It's interesting, because I'm certain that most normal people probably haven't had a discussion about Michigan wide receiver Braylon Edwards in years, and yet, because Braylon Edwards is my friend Collin's favorite college football player ever, I don't qualify as a normal person. And as we learned today, even Braylon Edwards himself isn't a normal person, because for a single moment in time in the locker room of a YMCA recreation center in suburban Detroit, he was a hero.

“If it wasn't for that intervention, we could very easily be talking about someone's death,” said Jeff King, the police chief in Farmington Hills, Michigan. The intervention that King references was that of Edwards, who stepped in and saved the life of an 80-year-old man who was nearly murdered by a 20-year-old over the weekend over a dispute about loud music.

“He absolutely saved that man's life,” King told The Associated Press. “I've been a police officer going on 29 years. When these assaults are ongoing, really bad things can happen.”

“The noise escalates, and then you can hear some pushing and shoving, so you know what fighting sounds like,” Edwards told WDIV-TV in the aftermath of the incident. “But once I hear a thud, that's when I got up and turned around.”

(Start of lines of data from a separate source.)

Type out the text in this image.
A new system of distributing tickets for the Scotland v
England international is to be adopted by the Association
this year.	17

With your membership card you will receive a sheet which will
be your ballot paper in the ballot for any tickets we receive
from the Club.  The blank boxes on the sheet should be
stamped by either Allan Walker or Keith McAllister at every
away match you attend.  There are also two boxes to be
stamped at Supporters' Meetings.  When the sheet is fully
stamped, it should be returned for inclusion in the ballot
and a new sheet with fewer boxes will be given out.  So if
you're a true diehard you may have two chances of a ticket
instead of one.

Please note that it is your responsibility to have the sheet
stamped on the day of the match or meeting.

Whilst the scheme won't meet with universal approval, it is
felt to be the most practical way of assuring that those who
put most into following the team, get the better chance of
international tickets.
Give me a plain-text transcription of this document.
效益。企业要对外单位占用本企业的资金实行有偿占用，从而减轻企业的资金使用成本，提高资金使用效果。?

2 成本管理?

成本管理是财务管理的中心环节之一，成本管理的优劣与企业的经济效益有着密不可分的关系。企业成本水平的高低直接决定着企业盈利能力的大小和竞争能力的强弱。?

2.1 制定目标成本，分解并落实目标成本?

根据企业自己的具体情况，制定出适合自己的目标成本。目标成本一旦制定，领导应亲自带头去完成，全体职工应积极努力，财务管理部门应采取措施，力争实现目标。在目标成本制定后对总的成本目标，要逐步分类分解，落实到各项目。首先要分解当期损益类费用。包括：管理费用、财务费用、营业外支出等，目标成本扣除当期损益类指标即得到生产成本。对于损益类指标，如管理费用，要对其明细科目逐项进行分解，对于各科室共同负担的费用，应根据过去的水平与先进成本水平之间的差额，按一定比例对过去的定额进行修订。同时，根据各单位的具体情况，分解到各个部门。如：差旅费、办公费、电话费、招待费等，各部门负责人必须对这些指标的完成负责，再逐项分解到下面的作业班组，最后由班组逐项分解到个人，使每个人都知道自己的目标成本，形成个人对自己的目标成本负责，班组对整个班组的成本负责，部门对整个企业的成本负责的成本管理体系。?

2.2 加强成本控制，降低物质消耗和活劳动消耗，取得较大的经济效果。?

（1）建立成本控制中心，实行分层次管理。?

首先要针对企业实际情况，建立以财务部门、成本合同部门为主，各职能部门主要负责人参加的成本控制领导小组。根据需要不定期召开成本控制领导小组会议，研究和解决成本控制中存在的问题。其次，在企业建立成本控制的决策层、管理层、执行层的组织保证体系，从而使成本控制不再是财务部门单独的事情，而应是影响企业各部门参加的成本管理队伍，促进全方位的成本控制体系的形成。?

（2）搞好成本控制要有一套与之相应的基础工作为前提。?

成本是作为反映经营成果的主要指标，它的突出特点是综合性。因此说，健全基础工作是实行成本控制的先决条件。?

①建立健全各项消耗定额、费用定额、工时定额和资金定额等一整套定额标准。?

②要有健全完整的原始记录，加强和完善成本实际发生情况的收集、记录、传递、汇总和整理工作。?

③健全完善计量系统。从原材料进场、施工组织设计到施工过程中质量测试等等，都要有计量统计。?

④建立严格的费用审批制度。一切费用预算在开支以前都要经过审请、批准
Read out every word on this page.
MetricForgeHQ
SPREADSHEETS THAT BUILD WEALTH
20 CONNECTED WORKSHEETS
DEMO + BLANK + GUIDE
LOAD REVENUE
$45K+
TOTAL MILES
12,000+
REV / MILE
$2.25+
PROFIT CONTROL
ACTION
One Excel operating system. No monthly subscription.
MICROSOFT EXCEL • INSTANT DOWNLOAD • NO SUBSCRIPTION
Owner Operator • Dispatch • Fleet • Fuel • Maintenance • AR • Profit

Unlike during his time with the Michigan Wolverines, Braylon Edwards sprung into action immediately in that Farmington Hills YMCA locker room. But on the field at Michigan, that's not how things went. Edwards hardly played during his freshman season at Michigan, but was a standout during his final three seasons in Ann Arbor. In his Michigan career, Edwards hauled in 252 receptions (3rd in Big Ten history), for 3,503 yards (3rd in Big Ten history) and 39 touchdowns (1st in Big Ten history). He finished tenth in Heisman voting in 2004 and is the only wide receiver in Big Ten history with three consecutive seasons with at least 1,000 yards receiving.

Edwards wasn't able to live up to the hype he had coming out of college — it didn't help his cause that the Browns passed on Aaron Rodgers to take him — but he still managed to have a successful eight year career in the NFL. In 112 career games, Edwards had 359 receptions, 5,522 yards and 40 touchdowns. Those aren't numbers to sneeze at. The peak of his playing career came in his third season, when he made a Pro Bowl and was named a 2nd Team All-Pro after finishing the season with 80 receptions, 1,289 yards and 16 touchdowns, which is the 15th-highest single-season mark in NFL history.

All of those on-field accomplishments though pale in comparison to the simple, yet heroic act of saving a man's life.

“At the end of the day, that's what you do,” Edwards said.